All fine and dandy Phil, but let's face it, Labour played an absolute STINKER in Isleworth & Syon last time round.
Surely they won't perform as ineptly in 2010, will they ?

Phil Andrews said...

@ H4PM

It's not for me to tell Labour how to fight an election campaign, but all the signs are they'll stick to the tactics that have proved to be so successful against us in the past.

In 2006 they had this masterplan, you see. The ICG was too small and inexpert to fight a big campaign in more than one ward simultaneously. After all THEY were the political experts, weren't they? Let's face it, their whole philosophy hangs on the community being incapable of organising itself!

So the plan was this. Throw everything into Isleworth, and reveal the fact of my past associations to all the voters of that ward - they were sure to be just horrified by such a discovery, especially with a bit of insinuation on the doorsteps (unwritten, naturally) about my colleagues too. Scare the minorities out of their wits and throw in a few dirty tricks for good measure. The ICG will then have no choice but to come back and defend their own backyard in the face of such an impressive campaign and forget any notions about winning seats elsewhere.

Meanwhile Labour could sit back in Syon and do sweet FA, after all the ICG doesn't have a presence anywhere in Brentford.

Worked a treat, didn't it?

Anonymous said...

Well it had you going didnt it if you need to plant fries to win council seats typicle nazi fashion!

Phil Andrews said...

@ Anonymous

I've allowed this one through but I don't understand the point of it. What do you mean by "plant fries"?

Anonymous said...

FIRES, idiot!

Phil Andrews said...

Well I'm sorry David but it would appear that you are the idiot, as you clearly wrote "fries".

But one doesn't "plant" fires in any event.

One can of course "plant" a bomb. Are you trying to tell me that that sad effort in Woodstock Avenue has now been elevated in NuLab mythology to a bomb? Do you STILL not understand that you are fooling nobody but yourselves?

How sick you must have been when the Chronicle, whose deadline it was timed for, took an editorial decision not to report it until after the election. Still, there was always the scumbag Gilligan wasn't there?

Like I said David, at the end of the day it really paid electoral dividends didn't it?
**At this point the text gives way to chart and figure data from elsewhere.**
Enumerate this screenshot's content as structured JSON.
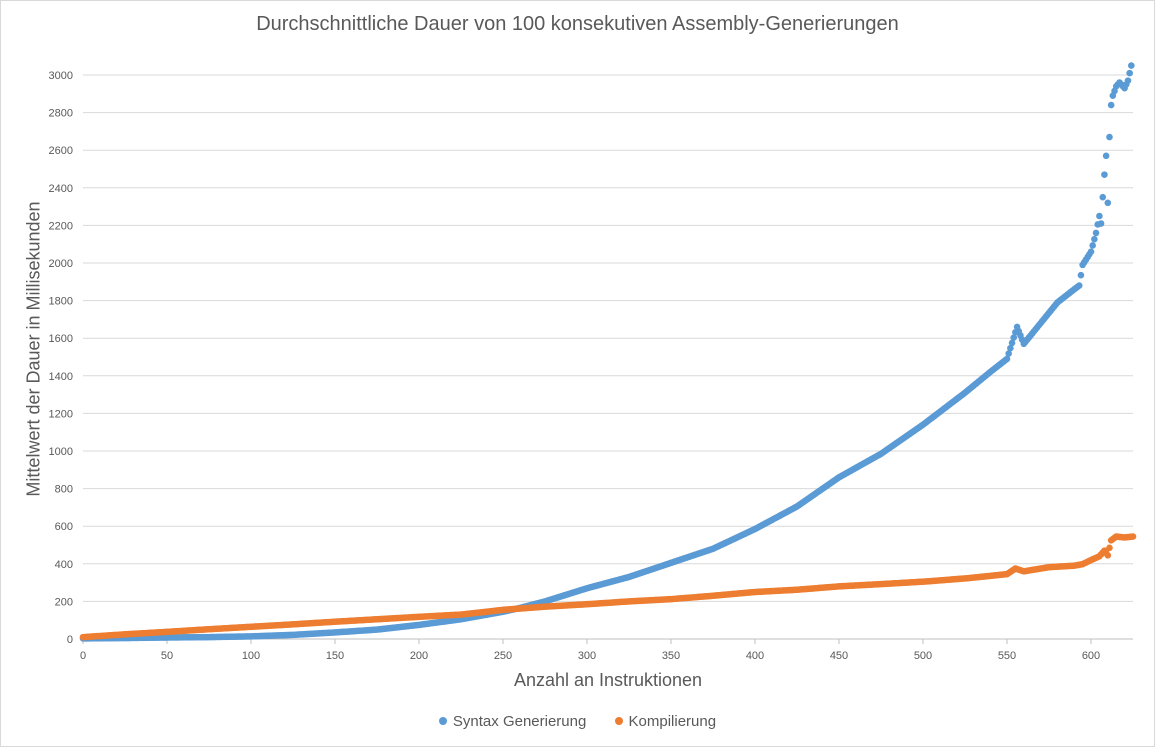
{
  "chart_data": {
    "type": "scatter",
    "title": "Durchschnittliche Dauer von 100 konsekutiven Assembly-Generierungen",
    "xlabel": "Anzahl an Instruktionen",
    "ylabel": "Mittelwert der Dauer in Millisekunden",
    "xlim": [
      0,
      625
    ],
    "ylim": [
      0,
      3000
    ],
    "x_ticks": [
      "0",
      "50",
      "100",
      "150",
      "200",
      "250",
      "300",
      "350",
      "400",
      "450",
      "500",
      "550",
      "600"
    ],
    "y_ticks": [
      "0",
      "200",
      "400",
      "600",
      "800",
      "1000",
      "1200",
      "1400",
      "1600",
      "1800",
      "2000",
      "2200",
      "2400",
      "2600",
      "2800",
      "3000"
    ],
    "grid": "horizontal",
    "legend_position": "bottom",
    "series": [
      {
        "name": "Syntax Generierung",
        "color": "#5b9bd5",
        "points": [
          [
            0,
            3
          ],
          [
            25,
            5
          ],
          [
            50,
            8
          ],
          [
            75,
            10
          ],
          [
            100,
            14
          ],
          [
            125,
            22
          ],
          [
            150,
            35
          ],
          [
            175,
            50
          ],
          [
            200,
            75
          ],
          [
            225,
            105
          ],
          [
            250,
            145
          ],
          [
            260,
            165
          ],
          [
            275,
            200
          ],
          [
            300,
            270
          ],
          [
            325,
            330
          ],
          [
            350,
            405
          ],
          [
            375,
            480
          ],
          [
            400,
            585
          ],
          [
            425,
            705
          ],
          [
            450,
            860
          ],
          [
            475,
            985
          ],
          [
            500,
            1140
          ],
          [
            525,
            1310
          ],
          [
            540,
            1420
          ],
          [
            550,
            1490
          ],
          [
            556,
            1660
          ],
          [
            560,
            1570
          ],
          [
            570,
            1680
          ],
          [
            580,
            1790
          ],
          [
            590,
            1860
          ],
          [
            593,
            1880
          ],
          [
            595,
            1990
          ],
          [
            600,
            2060
          ],
          [
            603,
            2160
          ],
          [
            605,
            2250
          ],
          [
            606,
            2210
          ],
          [
            607,
            2350
          ],
          [
            608,
            2470
          ],
          [
            609,
            2570
          ],
          [
            610,
            2320
          ],
          [
            611,
            2670
          ],
          [
            612,
            2840
          ],
          [
            613,
            2890
          ],
          [
            615,
            2940
          ],
          [
            617,
            2960
          ],
          [
            620,
            2930
          ],
          [
            622,
            2970
          ],
          [
            624,
            3050
          ]
        ]
      },
      {
        "name": "Kompilierung",
        "color": "#ed7d31",
        "points": [
          [
            0,
            10
          ],
          [
            25,
            25
          ],
          [
            50,
            38
          ],
          [
            75,
            52
          ],
          [
            100,
            65
          ],
          [
            125,
            78
          ],
          [
            150,
            92
          ],
          [
            175,
            105
          ],
          [
            200,
            118
          ],
          [
            225,
            130
          ],
          [
            250,
            155
          ],
          [
            275,
            172
          ],
          [
            300,
            185
          ],
          [
            325,
            200
          ],
          [
            350,
            212
          ],
          [
            375,
            230
          ],
          [
            400,
            250
          ],
          [
            425,
            262
          ],
          [
            450,
            280
          ],
          [
            475,
            292
          ],
          [
            500,
            305
          ],
          [
            525,
            322
          ],
          [
            550,
            345
          ],
          [
            555,
            375
          ],
          [
            560,
            360
          ],
          [
            575,
            382
          ],
          [
            590,
            390
          ],
          [
            595,
            398
          ],
          [
            600,
            420
          ],
          [
            605,
            440
          ],
          [
            608,
            470
          ],
          [
            610,
            445
          ],
          [
            612,
            525
          ],
          [
            615,
            545
          ],
          [
            620,
            540
          ],
          [
            625,
            545
          ]
        ]
      }
    ]
  }
}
Four more years in the wilderness in Isleworth and out of office for the first time in 35.

And this numbnuts calls ME an idiot!

Anonymous said...

Who cares WHAT you think, noone reads youre 'look at me I'm impotant blog' and the isleworth and syon nazi party is on its way to oblivon that is what you get for being Torys lickases!

Phil Andrews said...

Fair enough David. I accept that you never read my blog.

Anonymous said...

I wonder id antone from Hounslow Homes reads your Blog Phil?

Right I`m off for a stroll to the shops id I can find my Jackboots!

Phil Andrews said...

Paul

If you keep striking erroneous keys people are going to start thinking that you've morphed into David Hughes. ;o)

Anonymous said...

Cllr Fisher

Not only do people at Hounslow Homes read Cllr Andrews's blog, but one or two of them like to sit and read it through a thing called Netdisaster, which you might have heard of.

I've sent him the names of a couple of them. He might feel that people who have time to waste spreading cow dung on his photo while the rest of us are slaving away could be more usefully deployed doing something else.

Anonymous said...

They fit perfectly, now when can we start yomping 'round the borough planting fries ?
In fact, when can we start terrorizing/victimizing all the people we've supposed to have been terrorizing/victimizing for the last ten years ?
Building a 600 space car park without permission would be a start.
It's not fair, we never do ANYTHING naughty !

Anonymous said...

King David has spoken - THE ICG PLANT FIRES !
Game over Phil, you can't possibly survive this.
Only a matter of time before your superior opponent finally delivered the fatal knockout blow.